Carbon monoxide poisoning occurs when carbon monoxide builds up in your bloodstream. When too much carbon monoxide is in the air, your body replaces the oxygen in your red blood cells with carbon monoxide. This can lead to serious tissue damage or even death.
Carbon monoxide is a colorless, odorless, tasteless gas produced by burning gasoline, wood, propane, charcoal or other fuel. Improperly ventilated appliances and engines, particularly in a tightly sealed or enclosed space, may allow carbon monoxide to accumulate to dangerous levels.
Carbon monoxide poisoning is very common during winter months when people are trying to stay warm. Consider these prevention tips from the Mayo Clinic to keep you and your loved ones safe this winter.
- Install carbon monoxide detectors. Put one in the hallway near each sleeping area in your house. Check the batteries every time you check your smoke detector batteries — at least twice a year. If the alarm sounds, leave the house and call 911 or the fire department. Carbon monoxide detectors are also available for motor homes and boats.
- Open the garage door before starting your car. Never leave your car running in your garage. Be particularly cautious if you have an attached garage. Leaving your car running in a space attached to the rest of your house is never safe, even with the garage door open.

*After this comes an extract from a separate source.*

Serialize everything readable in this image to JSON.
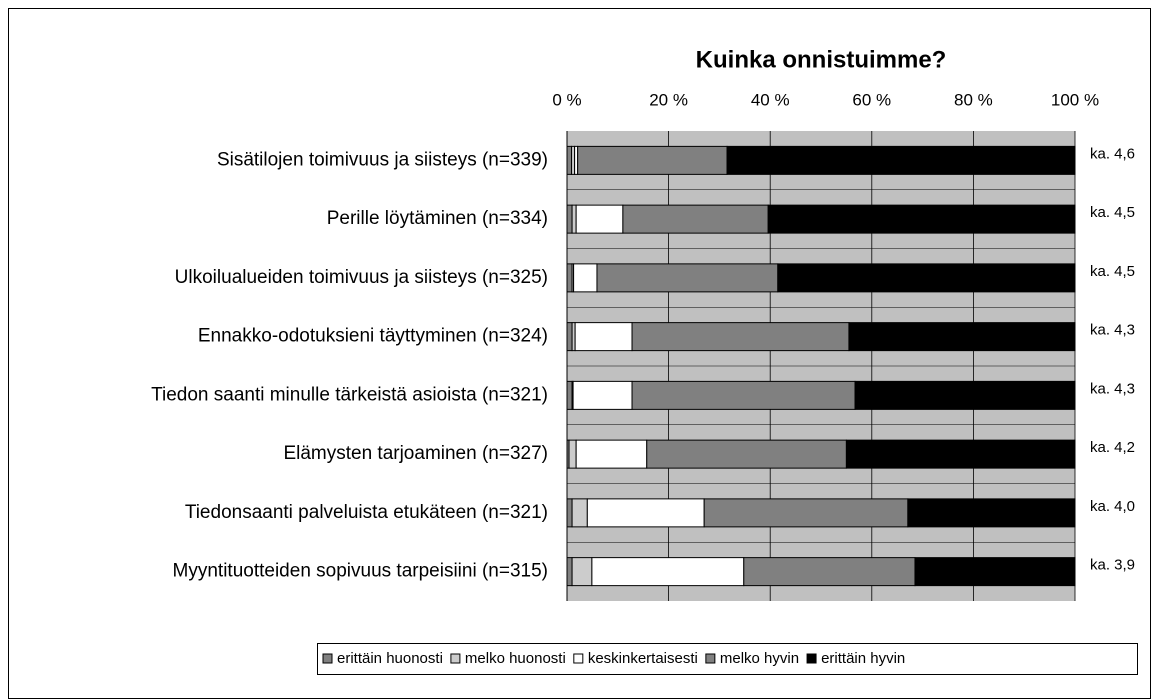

- Use gas appliances as recommended. Never use a gas stove or oven to heat your home. Use portable gas camp stoves outdoors only. Use fuel-burning space heaters only when someone is awake to monitor them and doors or windows are open to provide fresh air. Don’t run a generator in an enclosed space, such as the basement or garage.
- Keep fuel-burning appliances and engines properly vented. These include:
- Space heaters
- Charcoal grills
- Cooking ranges
- Water heaters
- Portable generators
- Wood-burning stoves
- Car and truck engines
- If you have a fireplace, keep it in good repair. Clean your fireplace chimney and flue every year.
- Keep vents and chimneys unblocked during remodeling. Check that they aren’t covered by tarps or debris.
- Make repairs before returning to the site of an incident. If carbon monoxide poisoning has occurred in your home, it’s critical to find and repair the source of the carbon monoxide before you stay there again. Your local fire department or utility company may be able to help.
- Use caution when working with solvents in a closed area. Methylene chloride, a solvent commonly found in paint and varnish removers, can break down (metabolize) into carbon monoxide when inhaled. Exposure to methylene chloride can cause carbon monoxide poisoning.
- When working with solvents at home, use them only outdoors or in well-ventilated areas. Carefully read the instructions and follow the safety precautions on the label.